Komisi Pemberantasan Korupsi (KPK) kembali memanggil Ustaz Khalid Zeed Abdullah Basalamah, seorang tokoh agama yang juga dikenal sebagai pemilik atau direktur PT Zahra Oto Mandiri (Uhud Tour), terkait dengan penyidikan kasus dugaan korupsi dalam pengelolaan kuota haji tahun 2024. Pemanggilan ini merupakan bagian dari upaya KPK untuk mengumpulkan bukti dan informasi yang relevan guna mengungkap secara tuntas praktik-praktik koruptif yang mungkin terjadi dalam proses penyelenggaraan ibadah haji.
Namun, pada pemanggilan yang dijadwalkan pada Selasa, 2 September 2025, Ustaz Khalid Basalamah tidak hadir. Ketidakhadirannya ini tentu menimbulkan pertanyaan dan spekulasi di kalangan publik, serta menambah beban kerja bagi tim penyidik KPK yang harus menjadwalkan ulang pemeriksaan terhadap yang bersangkutan.
Juru Bicara KPK, Budi Prasetyo, mengonfirmasi ketidakhadiran Ustaz Khalid Basalamah dalam panggilan tersebut. Ia menyatakan bahwa penyidik akan segera menjadwalkan kembali pemeriksaan terhadap Ustaz Khalid Basalamah. Meskipun demikian, Budi Prasetyo belum memberikan informasi lebih lanjut mengenai kapan pemanggilan ulang tersebut akan dilakukan.

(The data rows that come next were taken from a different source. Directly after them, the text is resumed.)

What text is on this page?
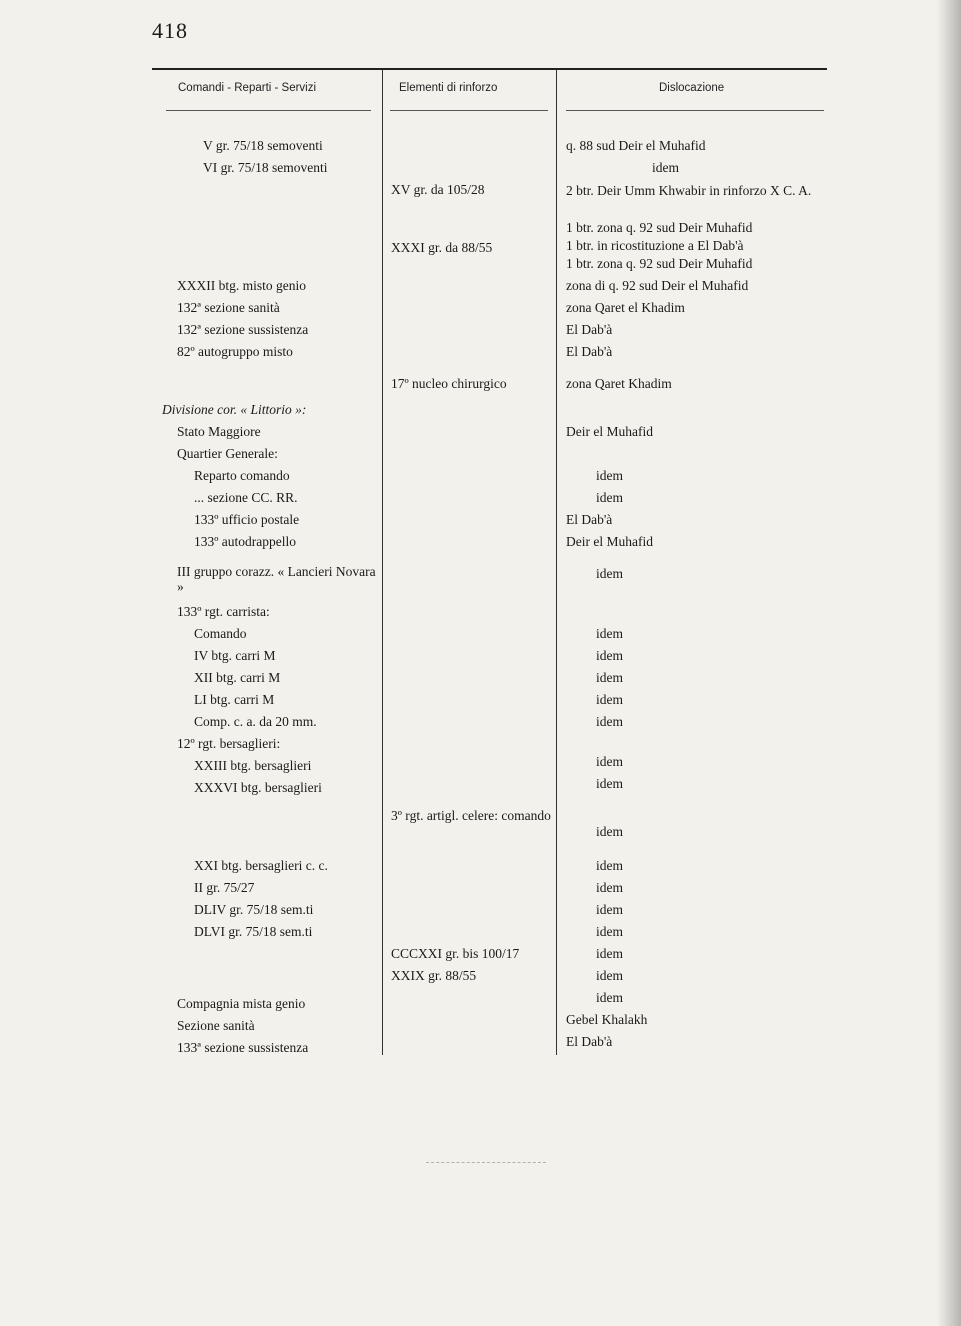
418
Comandi - Reparti - Servizi	Elementi di rinforzo	Dislocazione
V gr. 75/18 semoventi
VI gr. 75/18 semoventi
XXXII btg. misto genio
132ª sezione sanità
132ª sezione sussistenza
82º autogruppo misto
Divisione cor. « Littorio »:
Stato Maggiore
Quartier Generale:
Reparto comando
... sezione CC. RR.
133º ufficio postale
133º autodrappello
III gruppo corazz. « Lancieri Novara »
133º rgt. carrista:
Comando
IV btg. carri M
XII btg. carri M
LI btg. carri M
Comp. c. a. da 20 mm.
12º rgt. bersaglieri:
XXIII btg. bersaglieri
XXXVI btg. bersaglieri
XXI btg. bersaglieri c. c.
II gr. 75/27
DLIV gr. 75/18 sem.ti
DLVI gr. 75/18 sem.ti
Compagnia mista genio
Sezione sanità
133ª sezione sussistenza
XV gr. da 105/28
XXXI gr. da 88/55
17º nucleo chirurgico
3º rgt. artigl. celere: comando
CCCXXI gr. bis 100/17
XXIX gr. 88/55
q. 88 sud Deir el Muhafid
idem
2 btr. Deir Umm Khwabir in rinforzo X C. A.
1 btr. zona q. 92 sud Deir Muhafid
1 btr. in ricostituzione a El Dab'à
1 btr. zona q. 92 sud Deir Muhafid
zona di q. 92 sud Deir el Muhafid
zona Qaret el Khadim
El Dab'à
El Dab'à
zona Qaret Khadim
Deir el Muhafid
idem
idem
El Dab'à
Deir el Muhafid
idem
idem
idem
idem
idem
idem
idem
idem
idem
idem
idem
idem
idem
idem
idem
idem
Gebel Khalakh
El Dab'à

Sebelumnya, KPK telah meminta keterangan dari Ustaz Khalid Basalamah pada tahap penyelidikan kasus ini. Saat itu, KPK menjelaskan bahwa Ustaz Khalid Basalamah dimintai keterangan terkait dengan posisinya sebagai salah satu pemilik agen travel yang bergerak di bidang penyelenggaraan ibadah haji dan umrah. Keterangan dari Ustaz Khalid Basalamah diharapkan dapat memberikan gambaran yang lebih jelas mengenai mekanisme pengelolaan kuota haji di tingkat agen travel, serta potensi adanya penyimpangan atau praktik koruptif yang mungkin terjadi.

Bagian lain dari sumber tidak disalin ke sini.